Harga pedang spiritual kelas tiga berkisar antara sepuluh ribu hingga tiga puluh ribu koin bintang. Tingkatan alat spiritual kelas satu kira-kira setara dengan satu tingkat kecil kultivator, atau tiga bintang. Kultivator di bawah empat bintang jelas tak mampu mengendalikan pedang spiritual. Pedang spiritual kelas satu memang diperuntukkan bagi kultivator empat bintang ke atas yang kurang mampu.

Sedangkan pedang spiritual kelas tiga umumnya setara dengan tingkatan tinggi tingkat fana, meskipun itu pun bukan patokan mutlak.

Misalnya, Liu Ning tak khawatir dengan konsumsi energi pedang kelas tiga, sebab setelah dimurnikan oleh sistem dan ditempa melalui beberapa tahap, kekuatan spiritual Liu Ning kini jauh melampaui kultivator setingkatnya.
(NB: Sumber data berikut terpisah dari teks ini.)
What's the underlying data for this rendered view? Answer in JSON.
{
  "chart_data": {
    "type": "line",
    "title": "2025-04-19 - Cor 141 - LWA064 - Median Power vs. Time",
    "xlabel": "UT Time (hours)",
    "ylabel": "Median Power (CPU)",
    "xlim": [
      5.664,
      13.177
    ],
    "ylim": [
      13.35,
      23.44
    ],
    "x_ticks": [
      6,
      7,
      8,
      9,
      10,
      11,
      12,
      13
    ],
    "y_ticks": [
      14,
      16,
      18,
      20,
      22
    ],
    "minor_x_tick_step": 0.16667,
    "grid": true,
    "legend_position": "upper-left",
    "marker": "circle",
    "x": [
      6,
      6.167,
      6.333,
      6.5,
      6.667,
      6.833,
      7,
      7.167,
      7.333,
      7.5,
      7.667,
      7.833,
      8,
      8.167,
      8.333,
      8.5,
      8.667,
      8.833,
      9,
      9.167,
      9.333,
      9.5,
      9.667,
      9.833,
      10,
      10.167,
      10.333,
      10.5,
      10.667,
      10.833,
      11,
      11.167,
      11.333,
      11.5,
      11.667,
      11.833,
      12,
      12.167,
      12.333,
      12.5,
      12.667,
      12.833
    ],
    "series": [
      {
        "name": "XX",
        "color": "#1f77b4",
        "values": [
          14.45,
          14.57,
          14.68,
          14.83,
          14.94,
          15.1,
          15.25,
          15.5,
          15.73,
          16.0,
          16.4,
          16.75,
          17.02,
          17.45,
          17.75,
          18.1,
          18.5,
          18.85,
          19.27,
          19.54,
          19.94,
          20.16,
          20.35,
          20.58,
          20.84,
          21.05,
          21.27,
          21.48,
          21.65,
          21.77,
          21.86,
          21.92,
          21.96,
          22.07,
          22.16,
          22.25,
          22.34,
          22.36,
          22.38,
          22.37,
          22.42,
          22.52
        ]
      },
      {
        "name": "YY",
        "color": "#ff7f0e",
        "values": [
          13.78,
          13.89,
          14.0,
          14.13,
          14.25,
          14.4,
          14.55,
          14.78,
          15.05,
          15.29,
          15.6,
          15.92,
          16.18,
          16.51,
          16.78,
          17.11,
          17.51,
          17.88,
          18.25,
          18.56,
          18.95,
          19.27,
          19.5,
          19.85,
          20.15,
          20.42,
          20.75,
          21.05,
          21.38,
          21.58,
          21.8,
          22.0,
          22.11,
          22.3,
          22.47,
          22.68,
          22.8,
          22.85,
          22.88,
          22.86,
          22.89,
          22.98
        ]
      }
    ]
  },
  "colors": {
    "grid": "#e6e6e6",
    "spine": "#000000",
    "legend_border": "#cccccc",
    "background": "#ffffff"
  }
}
Memang akan sedikit berat saat digunakan, tapi tidak sampai menghalangi penggunaannya.

Karena punya cukup uang, tentu harus memilih yang terbaik! Liu Ning pun menggigit bibir, membeli pedang spiritual kelas tiga, lalu melihat waktu yang sudah hampir pukul sembilan dan Gu Lingyu yang tampak puas setelah kenyang, ia beres-beres rumah makan dan bersiap pulang.
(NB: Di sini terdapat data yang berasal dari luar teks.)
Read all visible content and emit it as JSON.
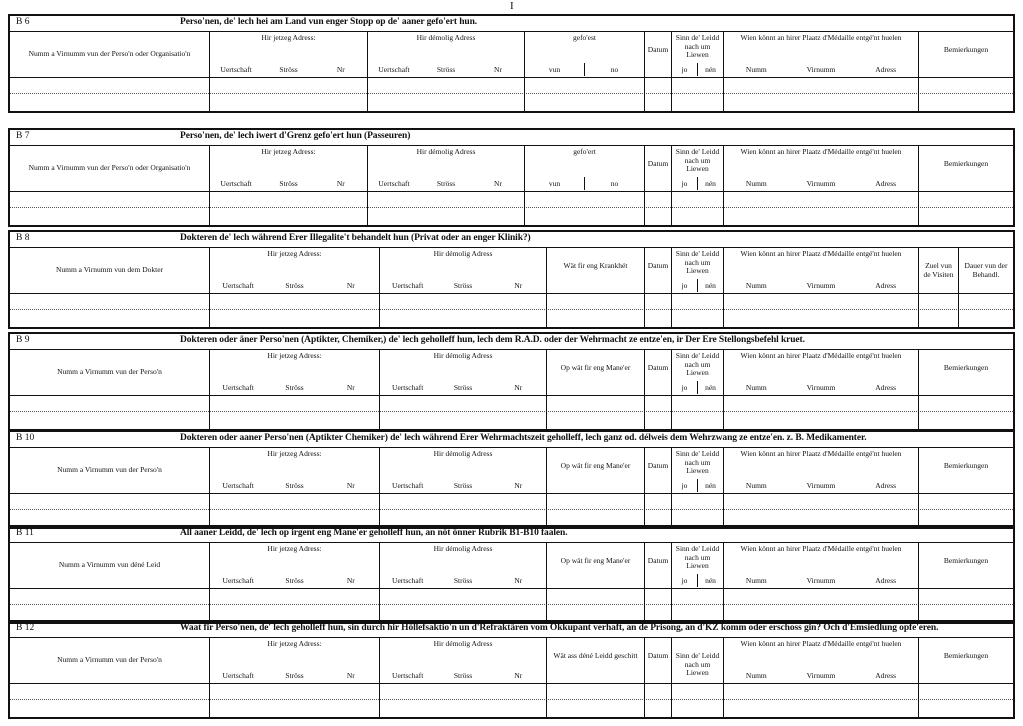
{
  "top_mark": "I",
  "sections": [
    {
      "code": "B 6",
      "title": "Perso'nen, de' lech hei am Land vun enger Stopp op de' aaner gefo'ert hun.",
      "columns": [
        {
          "label": "Numm a Virnumm vun der Perso'n oder Organisatio'n"
        },
        {
          "label": "Hir jetzeg Adress:",
          "subs": [
            "Uertschaft",
            "Ströss",
            "Nr"
          ]
        },
        {
          "label": "Hir démolig Adress",
          "subs": [
            "Uertschaft",
            "Ströss",
            "Nr"
          ]
        },
        {
          "label": "gefo'est",
          "subs": [
            "vun",
            "no"
          ]
        },
        {
          "label": "Datum"
        },
        {
          "label": "Sinn de' Leidd nach um Liewen",
          "subs": [
            "jo",
            "nén"
          ]
        },
        {
          "label": "Wien könnt an hirer Plaatz d'Médaille entgé'nt huelen",
          "subs": [
            "Numm",
            "Virnumm",
            "Adress"
          ]
        },
        {
          "label": "Bemierkungen"
        }
      ]
    },
    {
      "code": "B 7",
      "title": "Perso'nen, de' lech iwert d'Grenz gefo'ert hun (Passeuren)",
      "columns": [
        {
          "label": "Numm a Virnumm vun der Perso'n oder Organisatio'n"
        },
        {
          "label": "Hir jetzeg Adress:",
          "subs": [
            "Uertschaft",
            "Ströss",
            "Nr"
          ]
        },
        {
          "label": "Hir démolig Adress",
          "subs": [
            "Uertschaft",
            "Ströss",
            "Nr"
          ]
        },
        {
          "label": "gefo'ert",
          "subs": [
            "vun",
            "no"
          ]
        },
        {
          "label": "Datum"
        },
        {
          "label": "Sinn de' Leidd nach um Liewen",
          "subs": [
            "jo",
            "nén"
          ]
        },
        {
          "label": "Wien könnt an hirer Plaatz d'Médaille entgé'nt huelen",
          "subs": [
            "Numm",
            "Virnumm",
            "Adress"
          ]
        },
        {
          "label": "Bemierkungen"
        }
      ]
    },
    {
      "code": "B 8",
      "title": "Dokteren de' lech während Erer Illegalite't behandelt hun (Privat oder an enger Klinik?)",
      "columns": [
        {
          "label": "Numm a Virnumm vun dem Dokter"
        },
        {
          "label": "Hir jetzeg Adress:",
          "subs": [
            "Uertschaft",
            "Ströss",
            "Nr"
          ]
        },
        {
          "label": "Hir démolig Adress",
          "subs": [
            "Uertschaft",
            "Ströss",
            "Nr"
          ]
        },
        {
          "label": "Wät fir eng Krankhét"
        },
        {
          "label": "Datum"
        },
        {
          "label": "Sinn de' Leidd nach um Liewen",
          "subs": [
            "jo",
            "nén"
          ]
        },
        {
          "label": "Wien könnt an hirer Plaatz d'Médaille entgé'nt huelen",
          "subs": [
            "Numm",
            "Virnumm",
            "Adress"
          ]
        },
        {
          "label": "Zuel vun de Visiten"
        },
        {
          "label": "Dauer vun der Behandl."
        }
      ]
    },
    {
      "code": "B 9",
      "title": "Dokteren oder äner Perso'nen (Aptikter, Chemiker,) de' lech geholleff hun, lech dem R.A.D. oder der Wehrmacht ze entze'en, ir Der Ere Stellongsbefehl kruet.",
      "columns": [
        {
          "label": "Numm a Virnumm vun der Perso'n"
        },
        {
          "label": "Hir jetzeg Adress:",
          "subs": [
            "Uertschaft",
            "Ströss",
            "Nr"
          ]
        },
        {
          "label": "Hir démolig Adress",
          "subs": [
            "Uertschaft",
            "Ströss",
            "Nr"
          ]
        },
        {
          "label": "Op wät fir eng Mane'er"
        },
        {
          "label": "Datum"
        },
        {
          "label": "Sinn de' Leidd nach um Liewen",
          "subs": [
            "jo",
            "nén"
          ]
        },
        {
          "label": "Wien könnt an hirer Plaatz d'Médaille entgé'nt huelen",
          "subs": [
            "Numm",
            "Virnumm",
            "Adress"
          ]
        },
        {
          "label": "Bemierkungen"
        }
      ]
    },
    {
      "code": "B 10",
      "title": "Dokteren oder aaner Perso'nen (Aptikter Chemiker) de' lech während Erer Wehrmachtszeit geholleff, lech ganz od. délweis dem Wehrzwang ze entze'en. z. B. Medikamenter.",
      "columns": [
        {
          "label": "Numm a Virnumm vun der Perso'n"
        },
        {
          "label": "Hir jetzeg Adress:",
          "subs": [
            "Uertschaft",
            "Ströss",
            "Nr"
          ]
        },
        {
          "label": "Hir démolig Adress",
          "subs": [
            "Uertschaft",
            "Ströss",
            "Nr"
          ]
        },
        {
          "label": "Op wät fir eng Mane'er"
        },
        {
          "label": "Datum"
        },
        {
          "label": "Sinn de' Leidd nach um Liewen",
          "subs": [
            "jo",
            "nén"
          ]
        },
        {
          "label": "Wien könnt an hirer Plaatz d'Médaille entgé'nt huelen",
          "subs": [
            "Numm",
            "Virnumm",
            "Adress"
          ]
        },
        {
          "label": "Bemierkungen"
        }
      ]
    },
    {
      "code": "B 11",
      "title": "All aaner Leidd, de' lech op irgent eng Mane'er geholleff hun, an nöt önner Rubrik B1-B10 faalen.",
      "columns": [
        {
          "label": "Numm a Virnumm vun déné Leid"
        },
        {
          "label": "Hir jetzeg Adress:",
          "subs": [
            "Uertschaft",
            "Ströss",
            "Nr"
          ]
        },
        {
          "label": "Hir démolig Adress",
          "subs": [
            "Uertschaft",
            "Ströss",
            "Nr"
          ]
        },
        {
          "label": "Op wät fir eng Mane'er"
        },
        {
          "label": "Datum"
        },
        {
          "label": "Sinn de' Leidd nach um Liewen",
          "subs": [
            "jo",
            "nén"
          ]
        },
        {
          "label": "Wien könnt an hirer Plaatz d'Médaille entgé'nt huelen",
          "subs": [
            "Numm",
            "Virnumm",
            "Adress"
          ]
        },
        {
          "label": "Bemierkungen"
        }
      ]
    },
    {
      "code": "B 12",
      "title": "Waat fir Perso'nen, de' lech geholleff hun, sin durch hir Höllefsaktio'n un d'Refraktären vom Okkupant verhaft, an de Prisong, an d'KZ komm oder erschoss gin? Och d'Emsiedlung opfe'eren.",
      "columns": [
        {
          "label": "Numm a Virnumm vun der Perso'n"
        },
        {
          "label": "Hir jetzeg Adress:",
          "subs": [
            "Uertschaft",
            "Ströss",
            "Nr"
          ]
        },
        {
          "label": "Hir démolig Adress",
          "subs": [
            "Uertschaft",
            "Ströss",
            "Nr"
          ]
        },
        {
          "label": "Wät ass déné Leidd geschitt"
        },
        {
          "label": "Datum"
        },
        {
          "label": "Sinn de' Leidd nach um Liewen"
        },
        {
          "label": "Wien könnt an hirer Plaatz d'Médaille entgé'nt huelen",
          "subs": [
            "Numm",
            "Virnumm",
            "Adress"
          ]
        },
        {
          "label": "Bemierkungen"
        }
      ]
    }
  ]
}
Soal pembaruan lain di rumah makan... besok saja dilihat, malam ini ia belum memberi tahu ibunya, kalau pulang terlambat pasti akan dimarahi.

...

Keesokan pagi

Lewat pukul tujuh, kota yang semalam sunyi mulai kembali ramai, seolah perlahan terbangun dari tidur panjang.

Pejalan kaki di jalanan mulai bertambah, kebanyakan adalah pelajar yang berangkat sekolah. Sementara para pekerja kantor umumnya baru bangun sekitar pukul delapan. Hanya sedikit orang yang memilih bangun sepagi ini.
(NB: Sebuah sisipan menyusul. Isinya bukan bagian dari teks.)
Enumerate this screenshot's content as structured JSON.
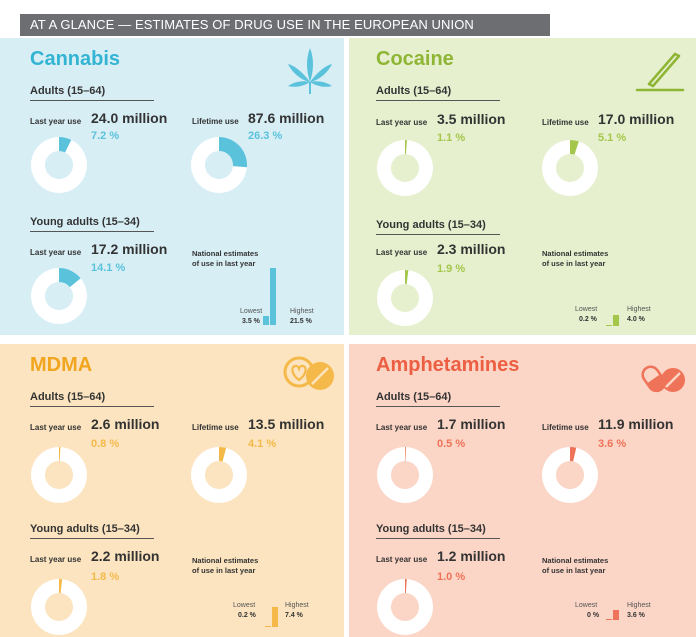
{
  "header": {
    "title": "AT A GLANCE — ESTIMATES OF DRUG USE IN THE EUROPEAN UNION"
  },
  "labels": {
    "adults": "Adults (15–64)",
    "young": "Young adults (15–34)",
    "last_year_use": "Last year use",
    "lifetime_use": "Lifetime use",
    "national_line1": "National estimates",
    "national_line2": "of use in last year",
    "lowest": "Lowest",
    "highest": "Highest"
  },
  "colors": {
    "cannabis": "#5bc2dc",
    "cocaine": "#a4c64a",
    "mdma": "#f5b94a",
    "amphetamines": "#ef7358"
  },
  "chart_data": [
    {
      "type": "pie",
      "drug": "Cannabis",
      "icon": "cannabis-leaf-icon",
      "adults": {
        "last_year": {
          "value": "24.0 million",
          "percent": 7.2,
          "percent_label": "7.2 %"
        },
        "lifetime": {
          "value": "87.6 million",
          "percent": 26.3,
          "percent_label": "26.3 %"
        }
      },
      "young_adults": {
        "last_year": {
          "value": "17.2 million",
          "percent": 14.1,
          "percent_label": "14.1 %"
        }
      },
      "national_range": {
        "lowest": 3.5,
        "lowest_label": "3.5 %",
        "highest": 21.5,
        "highest_label": "21.5 %"
      }
    },
    {
      "type": "pie",
      "drug": "Cocaine",
      "icon": "cocaine-straw-icon",
      "adults": {
        "last_year": {
          "value": "3.5 million",
          "percent": 1.1,
          "percent_label": "1.1 %"
        },
        "lifetime": {
          "value": "17.0 million",
          "percent": 5.1,
          "percent_label": "5.1 %"
        }
      },
      "young_adults": {
        "last_year": {
          "value": "2.3 million",
          "percent": 1.9,
          "percent_label": "1.9 %"
        }
      },
      "national_range": {
        "lowest": 0.2,
        "lowest_label": "0.2 %",
        "highest": 4.0,
        "highest_label": "4.0 %"
      }
    },
    {
      "type": "pie",
      "drug": "MDMA",
      "icon": "mdma-pills-icon",
      "adults": {
        "last_year": {
          "value": "2.6 million",
          "percent": 0.8,
          "percent_label": "0.8 %"
        },
        "lifetime": {
          "value": "13.5 million",
          "percent": 4.1,
          "percent_label": "4.1 %"
        }
      },
      "young_adults": {
        "last_year": {
          "value": "2.2 million",
          "percent": 1.8,
          "percent_label": "1.8 %"
        }
      },
      "national_range": {
        "lowest": 0.2,
        "lowest_label": "0.2 %",
        "highest": 7.4,
        "highest_label": "7.4 %"
      }
    },
    {
      "type": "pie",
      "drug": "Amphetamines",
      "icon": "amphetamine-pills-icon",
      "adults": {
        "last_year": {
          "value": "1.7 million",
          "percent": 0.5,
          "percent_label": "0.5 %"
        },
        "lifetime": {
          "value": "11.9 million",
          "percent": 3.6,
          "percent_label": "3.6 %"
        }
      },
      "young_adults": {
        "last_year": {
          "value": "1.2 million",
          "percent": 1.0,
          "percent_label": "1.0 %"
        }
      },
      "national_range": {
        "lowest": 0,
        "lowest_label": "0 %",
        "highest": 3.6,
        "highest_label": "3.6 %"
      }
    }
  ]
}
Li Wei adalah salah satunya.

Baru saja selesai menerima telepon, suasana hati Li Wei sangat buruk. “Kenapa harus datang ke Tiongkok sepagi ini? Tidak bisakah terlambat satu dua jam?”

Sebagai orang yang susah bangun pagi, Li Wei paling benci jika tidur nyenyaknya diganggu, ditambah urusan menyebalkan. Dan si penelepon kali ini memenuhi kedua hal itu, namun sayangnya, ia tak bisa menolak!

Sebab yang meneleponnya adalah sepupunya — Yuna Peters — yang akan datang ke Tiongkok!

Dialah ahli zoologi yang membantu Li Wei membereskan para pembenci itu! Meski laporan penelitiannya sementara mampu membungkam para pengkritik, namun mereka bukan orang bodoh.

Dengan cepat, kelompok itu kembali melancarkan bantahan. Alasannya sederhana — Yuna tidak memiliki bukti nyata, tidak bisa diverifikasi!

Karena itulah Yuna bersikeras datang, tak peduli seberapa keras Li Wei menjelaskan bahwa makanan di rumah makan itu tak bisa dibawa keluar, ia tetap tak mampu membujuk Yuna agar mengurungkan niatnya.

Untuk menyambut sepupunya, Li Wei pun harus menunda tiket pesawat ke negara berikutnya.

Ya, Li Wei sama sekali tak mau mengakui bahwa ia diam-diam senang karena bisa lebih sering menikmati masakan buatan Kepala Rumah Makan Liu, dalam hatinya, sepupunya hanyalah pembawa masalah. Setiap kedatangan Yuna pasti merepotkan.

Taksi perlahan berhenti di bandara, dan melihat kerumunan orang di terminal, perasaan Li Wei bertambah buruk.